Ever since I went to the Rothko exhibit a couple of weeks ago at the Portland Art Museum, I've been obsessing over thinking about how to paint my living room walls in a Rothko-tribute style.
After some foam-core experimentation involving artist's acrylics, a lot of research into decorative interior painting techniques, and collecting a deck of paint chips, I began my experiment today.
I discovered
the color meshing technique, which uses regular old latex paint, requires no undercoating or priming, is fast and forgiving, and winds up looking pretty much exactly like what I had in mind.
Crimson, deep violet, dark navy, burnt umber, deep forest green, mushroom taupe, and a wee bit of metallic bronze and silver.

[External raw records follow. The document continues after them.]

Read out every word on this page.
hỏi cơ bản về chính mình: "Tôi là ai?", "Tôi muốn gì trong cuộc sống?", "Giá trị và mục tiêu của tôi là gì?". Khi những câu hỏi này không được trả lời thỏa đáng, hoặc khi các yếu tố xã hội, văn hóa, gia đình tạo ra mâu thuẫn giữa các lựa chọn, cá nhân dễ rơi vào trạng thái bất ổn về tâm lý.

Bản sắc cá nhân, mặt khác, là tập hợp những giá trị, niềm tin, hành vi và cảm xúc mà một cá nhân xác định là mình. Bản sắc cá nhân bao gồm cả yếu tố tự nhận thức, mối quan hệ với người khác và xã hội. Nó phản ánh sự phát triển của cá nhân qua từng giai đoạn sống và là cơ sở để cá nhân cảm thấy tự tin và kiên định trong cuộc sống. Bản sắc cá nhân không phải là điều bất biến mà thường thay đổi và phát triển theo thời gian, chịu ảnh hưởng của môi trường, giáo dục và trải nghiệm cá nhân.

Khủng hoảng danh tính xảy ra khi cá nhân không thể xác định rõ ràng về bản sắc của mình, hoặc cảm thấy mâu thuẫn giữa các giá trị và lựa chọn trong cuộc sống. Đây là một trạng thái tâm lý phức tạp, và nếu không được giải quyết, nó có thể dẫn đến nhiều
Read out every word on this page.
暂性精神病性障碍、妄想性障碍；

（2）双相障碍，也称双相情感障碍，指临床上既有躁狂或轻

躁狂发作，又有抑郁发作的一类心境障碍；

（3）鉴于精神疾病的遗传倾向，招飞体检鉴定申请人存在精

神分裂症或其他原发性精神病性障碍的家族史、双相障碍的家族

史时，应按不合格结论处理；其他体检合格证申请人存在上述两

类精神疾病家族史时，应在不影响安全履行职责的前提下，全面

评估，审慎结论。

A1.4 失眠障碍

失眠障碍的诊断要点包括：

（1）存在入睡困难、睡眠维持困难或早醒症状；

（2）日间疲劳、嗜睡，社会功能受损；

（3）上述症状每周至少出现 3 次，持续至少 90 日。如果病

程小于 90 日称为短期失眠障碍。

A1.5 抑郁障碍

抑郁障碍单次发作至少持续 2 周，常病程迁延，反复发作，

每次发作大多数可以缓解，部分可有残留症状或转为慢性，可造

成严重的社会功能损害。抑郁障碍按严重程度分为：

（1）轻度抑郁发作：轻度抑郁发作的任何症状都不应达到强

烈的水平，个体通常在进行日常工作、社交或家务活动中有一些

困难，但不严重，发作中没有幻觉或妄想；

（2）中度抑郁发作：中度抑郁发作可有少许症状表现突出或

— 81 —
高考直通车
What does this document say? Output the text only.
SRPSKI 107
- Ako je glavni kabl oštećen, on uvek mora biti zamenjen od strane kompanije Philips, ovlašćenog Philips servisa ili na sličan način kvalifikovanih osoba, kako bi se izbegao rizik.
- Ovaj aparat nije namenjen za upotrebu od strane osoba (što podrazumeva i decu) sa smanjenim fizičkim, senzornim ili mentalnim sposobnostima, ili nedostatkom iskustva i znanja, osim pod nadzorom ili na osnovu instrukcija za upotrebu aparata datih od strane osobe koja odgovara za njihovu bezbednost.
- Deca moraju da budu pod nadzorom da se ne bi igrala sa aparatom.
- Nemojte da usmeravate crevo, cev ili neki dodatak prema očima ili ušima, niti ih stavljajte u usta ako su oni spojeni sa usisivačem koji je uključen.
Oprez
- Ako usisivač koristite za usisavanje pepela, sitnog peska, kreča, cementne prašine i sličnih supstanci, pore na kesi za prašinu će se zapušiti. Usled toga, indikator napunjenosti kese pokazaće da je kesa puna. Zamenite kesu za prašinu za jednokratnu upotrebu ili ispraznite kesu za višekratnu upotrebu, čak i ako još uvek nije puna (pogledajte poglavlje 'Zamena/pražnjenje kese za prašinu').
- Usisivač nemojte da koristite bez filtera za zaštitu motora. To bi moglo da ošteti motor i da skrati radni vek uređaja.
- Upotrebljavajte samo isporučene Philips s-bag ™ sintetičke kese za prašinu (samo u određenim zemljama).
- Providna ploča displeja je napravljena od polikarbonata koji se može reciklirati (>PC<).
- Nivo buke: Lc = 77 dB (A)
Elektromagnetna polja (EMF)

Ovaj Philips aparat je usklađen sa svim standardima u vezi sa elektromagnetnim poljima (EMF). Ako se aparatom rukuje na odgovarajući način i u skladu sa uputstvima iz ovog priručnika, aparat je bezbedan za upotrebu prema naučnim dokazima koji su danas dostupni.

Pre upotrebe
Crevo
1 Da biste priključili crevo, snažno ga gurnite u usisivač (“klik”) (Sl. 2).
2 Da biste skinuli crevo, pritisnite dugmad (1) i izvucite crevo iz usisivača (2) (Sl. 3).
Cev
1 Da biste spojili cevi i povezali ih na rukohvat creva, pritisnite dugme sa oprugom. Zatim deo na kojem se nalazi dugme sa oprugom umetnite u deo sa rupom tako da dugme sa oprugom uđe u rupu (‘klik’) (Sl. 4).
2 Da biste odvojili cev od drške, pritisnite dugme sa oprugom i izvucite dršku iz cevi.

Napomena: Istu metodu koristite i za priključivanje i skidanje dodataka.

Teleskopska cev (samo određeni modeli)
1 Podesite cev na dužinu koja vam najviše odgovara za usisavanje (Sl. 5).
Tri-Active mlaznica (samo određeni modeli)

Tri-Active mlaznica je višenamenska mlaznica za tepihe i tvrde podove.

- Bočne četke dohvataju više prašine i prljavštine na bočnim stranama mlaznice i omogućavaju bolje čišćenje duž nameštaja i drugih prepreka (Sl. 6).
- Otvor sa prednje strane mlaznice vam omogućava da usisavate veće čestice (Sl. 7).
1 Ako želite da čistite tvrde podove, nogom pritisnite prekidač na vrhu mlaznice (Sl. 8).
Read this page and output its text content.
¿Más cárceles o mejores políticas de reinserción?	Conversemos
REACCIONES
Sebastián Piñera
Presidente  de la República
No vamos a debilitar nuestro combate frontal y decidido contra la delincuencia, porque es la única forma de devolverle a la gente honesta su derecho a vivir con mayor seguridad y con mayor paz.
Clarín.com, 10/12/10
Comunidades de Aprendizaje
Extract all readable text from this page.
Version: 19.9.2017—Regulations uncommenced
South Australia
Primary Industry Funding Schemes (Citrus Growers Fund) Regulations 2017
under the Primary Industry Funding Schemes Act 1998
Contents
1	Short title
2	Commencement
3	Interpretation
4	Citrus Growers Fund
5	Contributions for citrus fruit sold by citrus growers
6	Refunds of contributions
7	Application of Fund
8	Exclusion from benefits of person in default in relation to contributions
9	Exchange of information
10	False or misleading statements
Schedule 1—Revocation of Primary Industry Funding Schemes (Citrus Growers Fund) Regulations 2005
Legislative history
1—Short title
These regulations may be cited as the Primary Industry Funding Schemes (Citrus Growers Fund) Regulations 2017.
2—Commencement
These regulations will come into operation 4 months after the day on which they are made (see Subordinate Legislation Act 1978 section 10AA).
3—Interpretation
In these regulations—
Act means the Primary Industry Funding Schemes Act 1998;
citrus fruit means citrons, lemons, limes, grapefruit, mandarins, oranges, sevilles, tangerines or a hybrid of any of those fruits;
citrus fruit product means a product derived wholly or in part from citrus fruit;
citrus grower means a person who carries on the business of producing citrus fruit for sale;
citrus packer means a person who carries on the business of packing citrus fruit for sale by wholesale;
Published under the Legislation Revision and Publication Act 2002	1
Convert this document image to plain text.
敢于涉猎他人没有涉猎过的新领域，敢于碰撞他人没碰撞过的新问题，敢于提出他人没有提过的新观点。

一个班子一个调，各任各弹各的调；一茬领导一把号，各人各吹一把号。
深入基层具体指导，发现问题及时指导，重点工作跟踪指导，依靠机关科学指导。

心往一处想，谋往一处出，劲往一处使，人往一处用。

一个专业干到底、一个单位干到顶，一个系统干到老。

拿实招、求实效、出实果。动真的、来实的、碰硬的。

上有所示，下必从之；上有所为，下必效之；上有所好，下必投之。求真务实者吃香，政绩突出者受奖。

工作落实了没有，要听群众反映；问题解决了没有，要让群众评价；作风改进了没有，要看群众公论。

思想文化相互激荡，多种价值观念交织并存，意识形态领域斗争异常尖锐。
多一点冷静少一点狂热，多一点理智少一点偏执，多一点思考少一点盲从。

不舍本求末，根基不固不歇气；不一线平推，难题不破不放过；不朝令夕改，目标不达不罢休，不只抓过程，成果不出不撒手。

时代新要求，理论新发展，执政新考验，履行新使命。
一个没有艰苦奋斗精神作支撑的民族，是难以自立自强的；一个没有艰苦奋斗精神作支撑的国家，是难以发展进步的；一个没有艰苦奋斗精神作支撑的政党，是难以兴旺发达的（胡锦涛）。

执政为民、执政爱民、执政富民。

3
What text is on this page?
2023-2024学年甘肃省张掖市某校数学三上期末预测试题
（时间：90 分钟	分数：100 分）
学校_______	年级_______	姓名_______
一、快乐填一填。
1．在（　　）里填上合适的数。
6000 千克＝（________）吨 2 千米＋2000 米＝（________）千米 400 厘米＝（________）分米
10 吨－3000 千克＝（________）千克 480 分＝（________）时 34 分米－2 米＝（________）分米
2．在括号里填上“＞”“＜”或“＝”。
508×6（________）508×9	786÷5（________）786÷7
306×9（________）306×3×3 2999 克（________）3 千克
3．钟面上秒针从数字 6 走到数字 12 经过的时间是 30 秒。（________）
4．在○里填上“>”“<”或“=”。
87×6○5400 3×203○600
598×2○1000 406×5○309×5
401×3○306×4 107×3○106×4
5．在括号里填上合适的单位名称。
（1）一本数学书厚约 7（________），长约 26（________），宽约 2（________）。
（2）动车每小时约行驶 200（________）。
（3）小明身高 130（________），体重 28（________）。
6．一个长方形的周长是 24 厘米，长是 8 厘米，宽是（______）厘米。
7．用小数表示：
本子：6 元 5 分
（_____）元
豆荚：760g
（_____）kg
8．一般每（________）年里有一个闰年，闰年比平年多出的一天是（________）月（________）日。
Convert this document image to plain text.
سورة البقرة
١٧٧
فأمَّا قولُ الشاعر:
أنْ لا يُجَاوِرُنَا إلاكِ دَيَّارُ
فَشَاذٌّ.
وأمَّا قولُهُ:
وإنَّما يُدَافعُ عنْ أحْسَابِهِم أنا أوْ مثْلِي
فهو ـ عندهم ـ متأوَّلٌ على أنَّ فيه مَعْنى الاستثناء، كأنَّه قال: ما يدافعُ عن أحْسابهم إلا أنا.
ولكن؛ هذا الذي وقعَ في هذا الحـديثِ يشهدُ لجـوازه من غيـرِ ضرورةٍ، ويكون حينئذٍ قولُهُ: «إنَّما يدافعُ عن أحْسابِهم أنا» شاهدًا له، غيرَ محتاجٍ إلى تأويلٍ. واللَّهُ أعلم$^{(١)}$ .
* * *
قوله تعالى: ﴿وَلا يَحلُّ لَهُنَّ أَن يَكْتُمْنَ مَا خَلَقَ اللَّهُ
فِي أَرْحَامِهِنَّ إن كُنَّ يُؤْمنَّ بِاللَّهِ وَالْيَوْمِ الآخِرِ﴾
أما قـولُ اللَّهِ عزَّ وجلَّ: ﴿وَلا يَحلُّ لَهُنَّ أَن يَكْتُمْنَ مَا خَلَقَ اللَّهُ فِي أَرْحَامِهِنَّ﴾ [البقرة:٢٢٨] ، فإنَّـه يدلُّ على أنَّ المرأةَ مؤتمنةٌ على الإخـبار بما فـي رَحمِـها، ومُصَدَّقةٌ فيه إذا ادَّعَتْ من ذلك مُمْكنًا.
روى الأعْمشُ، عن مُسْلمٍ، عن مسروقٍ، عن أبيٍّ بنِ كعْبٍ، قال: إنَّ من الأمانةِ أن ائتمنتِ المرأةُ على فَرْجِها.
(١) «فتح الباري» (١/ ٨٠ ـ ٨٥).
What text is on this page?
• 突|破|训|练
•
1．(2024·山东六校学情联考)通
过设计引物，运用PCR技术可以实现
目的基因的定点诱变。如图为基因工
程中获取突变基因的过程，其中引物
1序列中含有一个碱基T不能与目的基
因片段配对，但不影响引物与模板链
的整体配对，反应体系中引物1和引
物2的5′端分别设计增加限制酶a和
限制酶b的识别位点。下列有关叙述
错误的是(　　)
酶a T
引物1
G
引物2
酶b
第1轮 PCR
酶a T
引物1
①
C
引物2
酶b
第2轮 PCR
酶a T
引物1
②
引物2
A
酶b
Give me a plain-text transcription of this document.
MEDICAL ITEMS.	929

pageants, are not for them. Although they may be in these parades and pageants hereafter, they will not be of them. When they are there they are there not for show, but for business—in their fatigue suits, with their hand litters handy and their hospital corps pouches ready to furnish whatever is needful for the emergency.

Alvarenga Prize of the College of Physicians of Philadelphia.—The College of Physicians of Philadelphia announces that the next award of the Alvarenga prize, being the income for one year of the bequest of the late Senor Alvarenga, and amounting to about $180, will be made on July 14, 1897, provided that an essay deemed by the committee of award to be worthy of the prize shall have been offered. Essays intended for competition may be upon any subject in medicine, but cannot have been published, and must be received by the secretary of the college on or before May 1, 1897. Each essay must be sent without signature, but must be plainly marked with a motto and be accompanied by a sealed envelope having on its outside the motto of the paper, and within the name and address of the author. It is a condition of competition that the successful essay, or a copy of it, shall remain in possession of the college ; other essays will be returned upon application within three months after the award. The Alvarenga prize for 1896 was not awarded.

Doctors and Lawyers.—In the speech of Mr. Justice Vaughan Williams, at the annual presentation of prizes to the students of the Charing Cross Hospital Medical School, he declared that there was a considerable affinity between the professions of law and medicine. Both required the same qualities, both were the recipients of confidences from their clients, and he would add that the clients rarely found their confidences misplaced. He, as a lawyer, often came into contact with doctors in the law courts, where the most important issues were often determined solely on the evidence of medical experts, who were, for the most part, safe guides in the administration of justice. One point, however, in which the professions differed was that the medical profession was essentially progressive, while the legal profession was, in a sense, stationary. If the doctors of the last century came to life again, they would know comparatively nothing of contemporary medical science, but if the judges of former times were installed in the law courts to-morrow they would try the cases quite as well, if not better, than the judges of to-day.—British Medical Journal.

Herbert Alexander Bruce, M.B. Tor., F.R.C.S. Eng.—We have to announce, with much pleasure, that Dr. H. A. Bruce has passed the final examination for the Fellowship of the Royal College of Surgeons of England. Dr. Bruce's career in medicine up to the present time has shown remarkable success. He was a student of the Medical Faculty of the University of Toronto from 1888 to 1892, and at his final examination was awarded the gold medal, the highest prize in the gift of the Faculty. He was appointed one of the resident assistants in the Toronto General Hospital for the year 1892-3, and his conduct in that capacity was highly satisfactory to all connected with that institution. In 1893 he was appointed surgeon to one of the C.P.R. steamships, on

Hard to believe that color-meshing those together gives this effect:
...but it does!
I majored in the deep navy blue and the burnt umber/espresso-y brown, and was sparing with the rest, and I love the overall sort-of-black feeling.
The one real challenge of this method is managing several different pots of paint. You use a single brush and make a big old cross-contaminating color mess. There's lots of brush-dipping, and working up near the ceiling is gonna be a bitch. Rigorous taping, masking and draping is even more essential than usual because the technique depends on a laden brush and heavy, dripping strokes.
But it's faster and more forgiving than plain painting, and I'm really pleased with the results so far.